Another aspect in understanding addiction to massively multiuser online role-playing games (MMORPGs) is considering the players themselves, rather than the properties of the games and of virtual reality. Studies point to two psychological factors often seen in people addicted to MMORPGs—lower self-esteem and self-efficacy. At the same time we can say that obtaining positive self-esteem and self-efficacy is one of the developmental goals of adolescence, which is probably related to the fact that young players consider the game community to be more important than older ones do.
The factor of lower self-esteem seems to be crucial in the creation of addiction; this has been shown in many studies, however, mostly indirectly. For example, some studies have compared differences in players’ perceptions of their current self, ideal self, and game character. The results have then shown that their current self was perceived to be worse than the game character, and the game character was perceived to be worse than their ideal self. The differences increased based on the level of depressiveness and the level of self-esteem in particular. Respondents with high self-esteem had a notably lower discrepancy between their view of themselves and their game characters, while there was a higher discrepancy for respondents with lower self-esteem. The ideal self then was about the same distance away for both groups. This could mean that more depressive players and players with lower self-esteem idealize their game character and perhaps have a tendency to solve their own “weakness” through the game and thus a tendency to become “stuck” in the game. Some researchers also consider self-efficacy a very significant factor, especially for adolescent players.
The virtual environment of online games allows a lower emphasis on self-control, allowing the subconsciousness of players to express itself more—supported not only by the anonymity but also by the aforementioned flow states. Players of role-playing games often daydream about the game, their characters, and various situations. These fantasies are then considered by players one of the most beneficial and strongest moments the game has brought them and the reason why they look forward to playing. Players themselves claim they are motivated by “fun,” “experimenting,” etc., but as for subconscious motivations, players with addictive symptoms are motivated by self-expression of a full and efficient self, something they lack in real life. These authors explain addiction to the game via a mechanism that is, in principle, similar to the feeling of bliss obtained through psychoanalysis. In one case, an 18-year-old hospitalized player showed that his excessive play sessions lasting up to 18 hours per day were mostly a solution to his problems with self-esteem and social drawbacks. His character, a “shaman capable of reviving the dead and calling lightning” then represented a compensation of his deficits, allowing the player to create a full-fledged self in the game. Although he had social phobias, he successfully socialized in game. Unfortunately, this player was not able to transfer such a full self and the self-efficacy obtained in the game into real life.
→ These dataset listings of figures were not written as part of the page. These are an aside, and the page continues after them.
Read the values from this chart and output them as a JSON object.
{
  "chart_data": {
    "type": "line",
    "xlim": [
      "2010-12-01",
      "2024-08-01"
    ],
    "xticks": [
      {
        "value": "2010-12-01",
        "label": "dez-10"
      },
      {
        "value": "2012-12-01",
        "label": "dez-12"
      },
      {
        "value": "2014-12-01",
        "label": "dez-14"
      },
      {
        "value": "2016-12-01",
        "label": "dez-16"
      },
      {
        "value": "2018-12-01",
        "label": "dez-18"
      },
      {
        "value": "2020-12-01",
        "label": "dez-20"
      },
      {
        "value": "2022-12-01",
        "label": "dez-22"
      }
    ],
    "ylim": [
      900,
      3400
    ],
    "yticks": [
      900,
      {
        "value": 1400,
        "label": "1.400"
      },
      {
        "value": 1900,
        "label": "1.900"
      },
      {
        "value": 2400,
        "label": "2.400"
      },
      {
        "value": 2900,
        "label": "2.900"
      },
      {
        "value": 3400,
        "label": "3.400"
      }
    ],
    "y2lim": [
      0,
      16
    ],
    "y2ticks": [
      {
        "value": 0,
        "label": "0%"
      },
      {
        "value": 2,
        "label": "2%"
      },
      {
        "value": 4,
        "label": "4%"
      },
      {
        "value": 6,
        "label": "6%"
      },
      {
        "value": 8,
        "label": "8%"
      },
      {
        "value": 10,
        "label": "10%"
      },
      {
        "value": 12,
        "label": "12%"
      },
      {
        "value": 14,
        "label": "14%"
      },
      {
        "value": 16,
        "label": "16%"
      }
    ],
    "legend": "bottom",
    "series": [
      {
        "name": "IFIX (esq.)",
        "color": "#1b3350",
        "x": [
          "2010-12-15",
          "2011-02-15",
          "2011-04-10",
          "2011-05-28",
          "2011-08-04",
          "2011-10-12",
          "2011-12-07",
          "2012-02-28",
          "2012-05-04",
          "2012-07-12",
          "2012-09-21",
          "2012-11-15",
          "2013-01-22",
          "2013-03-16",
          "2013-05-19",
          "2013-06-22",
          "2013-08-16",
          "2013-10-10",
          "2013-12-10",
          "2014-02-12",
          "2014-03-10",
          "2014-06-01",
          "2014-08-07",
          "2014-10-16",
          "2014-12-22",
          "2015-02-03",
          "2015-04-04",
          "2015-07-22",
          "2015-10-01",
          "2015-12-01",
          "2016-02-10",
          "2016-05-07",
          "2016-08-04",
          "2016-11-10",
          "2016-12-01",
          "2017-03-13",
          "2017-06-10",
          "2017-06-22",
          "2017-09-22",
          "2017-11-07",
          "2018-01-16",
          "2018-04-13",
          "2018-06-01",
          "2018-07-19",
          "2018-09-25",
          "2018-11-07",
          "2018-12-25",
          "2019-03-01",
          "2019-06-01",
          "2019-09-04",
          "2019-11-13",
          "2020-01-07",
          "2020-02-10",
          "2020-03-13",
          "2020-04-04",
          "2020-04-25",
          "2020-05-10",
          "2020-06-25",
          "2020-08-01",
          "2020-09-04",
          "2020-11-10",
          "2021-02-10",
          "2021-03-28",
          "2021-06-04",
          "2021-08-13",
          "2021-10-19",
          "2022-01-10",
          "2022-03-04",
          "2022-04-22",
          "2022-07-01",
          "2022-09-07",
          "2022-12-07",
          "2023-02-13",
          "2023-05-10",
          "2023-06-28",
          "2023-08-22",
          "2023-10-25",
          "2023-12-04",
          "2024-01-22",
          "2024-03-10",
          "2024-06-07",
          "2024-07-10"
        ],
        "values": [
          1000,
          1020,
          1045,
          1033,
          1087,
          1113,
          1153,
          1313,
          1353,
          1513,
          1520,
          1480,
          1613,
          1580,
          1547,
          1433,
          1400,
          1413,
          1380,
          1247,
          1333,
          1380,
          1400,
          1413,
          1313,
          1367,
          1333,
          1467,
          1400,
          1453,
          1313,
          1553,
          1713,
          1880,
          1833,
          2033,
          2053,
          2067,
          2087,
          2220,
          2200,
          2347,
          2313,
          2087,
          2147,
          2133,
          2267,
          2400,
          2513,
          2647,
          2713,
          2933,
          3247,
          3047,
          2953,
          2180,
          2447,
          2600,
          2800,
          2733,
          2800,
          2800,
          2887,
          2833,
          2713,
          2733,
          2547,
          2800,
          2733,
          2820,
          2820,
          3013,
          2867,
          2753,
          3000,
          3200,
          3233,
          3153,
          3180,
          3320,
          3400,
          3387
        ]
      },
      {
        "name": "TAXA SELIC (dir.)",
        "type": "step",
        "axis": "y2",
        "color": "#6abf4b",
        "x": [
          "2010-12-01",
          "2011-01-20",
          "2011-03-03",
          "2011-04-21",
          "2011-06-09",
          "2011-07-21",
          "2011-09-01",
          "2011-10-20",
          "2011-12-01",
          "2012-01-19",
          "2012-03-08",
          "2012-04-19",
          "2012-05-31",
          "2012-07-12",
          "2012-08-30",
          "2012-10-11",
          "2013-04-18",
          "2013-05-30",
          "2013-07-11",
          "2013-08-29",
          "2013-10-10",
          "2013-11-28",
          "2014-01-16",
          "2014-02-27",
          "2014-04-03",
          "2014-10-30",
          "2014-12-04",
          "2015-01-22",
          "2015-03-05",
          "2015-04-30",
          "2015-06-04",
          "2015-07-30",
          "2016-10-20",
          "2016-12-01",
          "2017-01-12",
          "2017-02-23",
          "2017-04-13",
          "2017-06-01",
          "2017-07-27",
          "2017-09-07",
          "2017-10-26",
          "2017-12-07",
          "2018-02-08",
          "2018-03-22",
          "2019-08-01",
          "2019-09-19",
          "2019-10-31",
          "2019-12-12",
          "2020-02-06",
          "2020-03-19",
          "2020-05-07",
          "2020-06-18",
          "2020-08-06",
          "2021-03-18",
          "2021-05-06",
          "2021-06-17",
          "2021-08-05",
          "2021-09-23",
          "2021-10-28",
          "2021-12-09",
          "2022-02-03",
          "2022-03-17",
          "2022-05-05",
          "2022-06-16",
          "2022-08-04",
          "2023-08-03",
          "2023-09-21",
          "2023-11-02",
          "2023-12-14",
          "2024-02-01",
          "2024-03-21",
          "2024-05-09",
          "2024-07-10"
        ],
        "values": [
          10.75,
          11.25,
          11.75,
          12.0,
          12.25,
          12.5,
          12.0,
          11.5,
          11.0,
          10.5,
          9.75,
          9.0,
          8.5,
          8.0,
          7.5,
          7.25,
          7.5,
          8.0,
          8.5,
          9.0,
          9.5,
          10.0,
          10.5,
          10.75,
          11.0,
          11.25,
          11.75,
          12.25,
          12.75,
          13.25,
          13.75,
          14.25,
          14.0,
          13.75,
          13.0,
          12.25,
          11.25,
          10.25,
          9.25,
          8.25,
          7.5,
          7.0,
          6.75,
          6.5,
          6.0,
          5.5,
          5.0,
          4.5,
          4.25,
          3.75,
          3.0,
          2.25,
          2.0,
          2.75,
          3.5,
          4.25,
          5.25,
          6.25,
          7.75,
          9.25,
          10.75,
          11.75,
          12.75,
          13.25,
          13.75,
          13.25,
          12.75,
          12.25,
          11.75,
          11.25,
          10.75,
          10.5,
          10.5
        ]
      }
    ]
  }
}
Many researchers liken the relationship of the player to his character to a transfer as defined by deep psychology. A transfer is a sort of space between an individual (his inner world) and the outer reality, meaning the transfer does not fully belong to either of these places. The game character is, on one hand, controlled by the player, but on the other it is not part of the player, and this could explain why some players are not capable of fully controlling their play. The relationship between a player and his game character can, however, have various forms and the developmental aspect also plays a role here. Younger players especially use their game characters as a tool for gaining prestige in the game world and are thus more susceptible to becoming “stuck” in the game. The relationship of a player to his character can even have therapeutic potential from a certain point of view. A player in a game unknowingly compensates for certain aspects of himself that are lacking—if therapy could identify these aspects, reflect them, and then transfer them into real life, the game could be used to treat the player’s problems, which could paradoxically lead to less time spent in the game. Turkle shows a similar use of the therapeutic potential of games on multiuser dimensions, that is, the aforementioned predecessors of MMORPGs.
I have written that there is a direct attachment of a player to his game character. This relationship is very similar to the one we have to absent individuals—they are not present in reality, but by keeping them in our minds, they are real in consequences. The game character is similarly absent or perhaps unreal, but the feelings one keeps towards it are real. The character might be a “self-created object” and as thus it can be considered unreal; on the other hand, MMORPGs are based on the interactions of game characters representing the players’ identities. Their graphical representation also creates a stronger feeling of their actual existence, for example players tend to maintain personal space between avatars even if there is no actual benefit to such behavior in game.
Turkle, S. (1997). Life on the screen: Identity in the age of the internet. New York: Simon and Schuster.